User initiated web traffic

Can the XG logs show whether an attempt to access a blocked website was user initiated or an automated pop-up, notification etc?

  • How can the XG knows about it ? The request comes from the application, or at least from your user IP, but how can the box find if it's a user-click or a link in the webpage or in the script ?

  • You can get some information, but not a lot.  Only useful for detective work ("No I did not click on porn, it must have been due to a page load").

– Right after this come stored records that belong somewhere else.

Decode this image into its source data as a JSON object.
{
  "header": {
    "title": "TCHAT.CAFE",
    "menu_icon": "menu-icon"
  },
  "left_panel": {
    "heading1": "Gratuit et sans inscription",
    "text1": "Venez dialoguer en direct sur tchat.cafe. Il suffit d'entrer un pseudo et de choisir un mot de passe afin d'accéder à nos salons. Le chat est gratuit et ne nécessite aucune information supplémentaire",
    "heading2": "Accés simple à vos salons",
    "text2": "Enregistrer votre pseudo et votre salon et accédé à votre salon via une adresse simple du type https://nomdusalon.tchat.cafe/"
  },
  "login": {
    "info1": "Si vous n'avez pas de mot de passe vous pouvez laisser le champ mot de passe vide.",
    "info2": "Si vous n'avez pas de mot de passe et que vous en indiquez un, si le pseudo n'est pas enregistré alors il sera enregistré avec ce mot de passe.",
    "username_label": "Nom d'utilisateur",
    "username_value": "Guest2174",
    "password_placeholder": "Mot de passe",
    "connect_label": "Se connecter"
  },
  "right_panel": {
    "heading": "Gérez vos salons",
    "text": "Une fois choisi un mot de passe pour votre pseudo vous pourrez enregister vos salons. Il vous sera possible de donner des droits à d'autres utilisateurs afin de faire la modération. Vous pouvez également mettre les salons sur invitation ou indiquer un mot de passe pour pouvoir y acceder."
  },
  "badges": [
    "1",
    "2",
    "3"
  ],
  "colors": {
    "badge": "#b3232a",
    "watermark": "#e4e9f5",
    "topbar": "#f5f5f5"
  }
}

    Go to Log Viewer.  Click the little icon that switches to Detailed View.  Now change module to Web Filter.

     

    You'll see a log line looks like this:


    messageid="16001" log_type="Content Filtering" log_component="HTTP" log_subtype="Allowed" status="" fw_rule_id="2" user="" user_group="" web_policy_id="1" web_policy="" category="Information Technology" category_type="Acceptable" url="http://www.sophostest.com/img/head-shadow.gif" content_type="image/gif" override_token="" response_code="" src_ip="10.108.107.93" dst_ip="176.34.160.144" protocol="TCP" src_port="58583" dst_port="80" bytes_sent="389" bytes_received="1837" domain="www.sophostest.com" exception="" activity_name="" reason="not eligible" user_agent="Mozilla/5.0 (Windows NT 10.0; Win64; x64; rv:60.0) Gecko/20100101 Firefox/60.0" status_code="200" transaction_id="" referer="http://www.sophostest.com/img/theme.css" download_file_name="" download_file_type="" upload_file_name="" upload_file_type="" con_id="1017174944" app_name="" app_is_cloud="0"

     

     

    Here are the relevant fields:

    user_agent="Mozilla/5.0 (Windows NT 10.0; Win64; x64; rv:60.0) Gecko/20100101 Firefox/60.0"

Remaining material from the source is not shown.